Le rapport, intitulé « L’art de l’exploitation forestière industrielle en RDC », révèle que 146 permis de coupe artisanale ont été délivrés à des exploitants dans la seule province de Bandundu depuis 2010, affectant ainsi une zone de la taille de 11 000 terrains de football. Le mode de délivrance et d’utilisation de ces permis porte généralement atteinte au droit et aux réglementations forestiers de la RDC, et ce, pour dix raisons différentes. Tous les permis que Global Witness a consultés constituent explicitement une « autorisation de coupe industrielle de bois d’œuvre ».
La plupart des exploitants forestiers ciblent le wengé, un bois dur précieux très prisé en Chine, où il entre dans la fabrication de revêtements de sol et de meubles, lesquels sont souvent exportés vers l’Europe et l’Amérique du Nord. Le wengé figure sur la Liste rouge de l’UICN des espèces menacées, et son exportation a récemment été interdite par le Cameroun.
Le droit forestier de la RDC stipule que deux permis de coupe artisanale au maximum peuvent être octroyés chaque année à des personnes physiques congolaises équipées d’une scie en long ou d’une tronçonneuse mécanique. Mais Global Witness a découvert que jusqu’à 12 permis de coupe artisanale sont attribués par an à des compagnies forestières étrangères qui pénètrent dans les forêts munies d’équipements lourds tels que des bulldozers et des chargeuses de billes.

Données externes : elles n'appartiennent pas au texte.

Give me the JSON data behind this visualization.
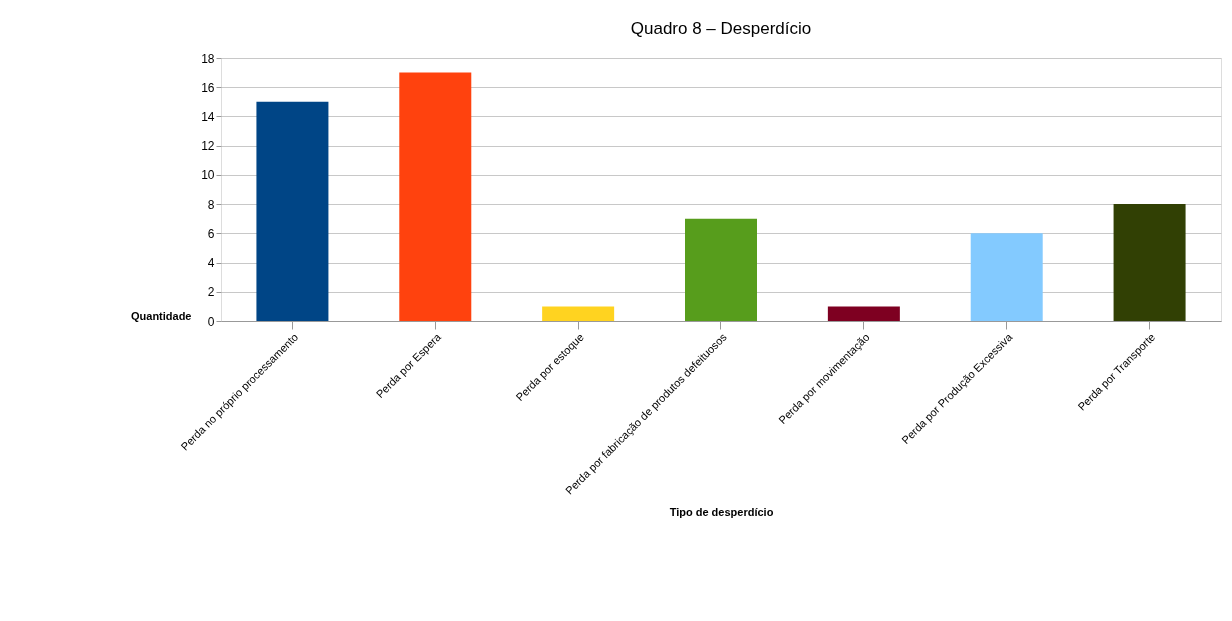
{
  "chart_data": {
    "type": "bar",
    "title": "Quadro 8 – Desperdício",
    "xlabel": "Tipo de desperdício",
    "ylabel": "Quantidade",
    "categories": [
      "Perda no próprio processamento",
      "Perda por Espera",
      "Perda por estoque",
      "Perda por fabricação de produtos defeituosos",
      "Perda por movimentação",
      "Perda por Produção Excessiva",
      "Perda por Transporte"
    ],
    "values": [
      15,
      17,
      1,
      7,
      1,
      6,
      8
    ],
    "colors": [
      "#004586",
      "#ff420e",
      "#ffd320",
      "#579d1c",
      "#7e0021",
      "#83caff",
      "#314004"
    ],
    "ylim": [
      0,
      18
    ],
    "yticks": [
      0,
      2,
      4,
      6,
      8,
      10,
      12,
      14,
      16,
      18
    ],
    "grid": "y",
    "legend": false
  }
}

« Les autorités congolaises ont régulièrement enfreint leurs propres lois en délivrant ces permis de coupe », commente Colin Robertson. « Cela devrait susciter de l’inquiétude parmi tous les acheteurs de bois dur de RDC qui veillent à respecter les législations des États-Unis et de l’UE contre l’importation de bois d’œuvre illégal. »
Un avant-projet de décret sur les forêts communautaires permettrait aux communautés de s’impliquer davantage dans la gestion des forêts et de bénéficier d’une exploitation artisanale gérée correctement. Cependant, le décret attend la signature du Premier ministre de la RDC depuis 2010.
« L’utilisation abusive de ces permis fait que le gel imposé à l’attribution de nouvelles concessions forestières est mis à mal et que de nouvelles zones de la forêt tropicale congolaise sont ouvertes aux entreprises. Il s’agit là d’une très mauvaise nouvelle pour ces forêts ainsi que pour les personnes qui en dépendent », a précisé Colin Robertson. « Le gouvernement congolais doit de toute urgence mettre un terme à cette utilisation abusive du système, signer le décret sur les forêts communautaires attendu de longue date et s’assurer que le droit forestier soit respecté à la fois par les exploitants et ses propres agents. »
Note à l’attention des journalistes et des équipes de rédaction :
(1) Le rapport peut être consulté dans son intégralité à l’adresse suivante.
(2) Un gel – communément appelé « moratoire sur l’attribution de nouvelles concessions forestières » – a été annoncé en 2002, et est paru dans le Journal officiel du pays en 2005.
(3) Le wengé ou Millettia Laurentii figure parmi les espèces menacées recensées par l’Union internationale pour la conservation de la nature dans sa Liste rouge mondiale des espèces menacées – www.iucnredlist.org.
(4) Global Witness travaille depuis plus de 15 années sur la transparence du secteur forestier et l’exploitation forestière illégale. Pour de plus amples renseignements sur nos travaux dans le domaine forestier, veuillez cliquer ici.
Contact :
Colin Robertson : +243 991 386 482, [email protected]
Reiner Tegtmeyer : +243 822 189 044, [email protected]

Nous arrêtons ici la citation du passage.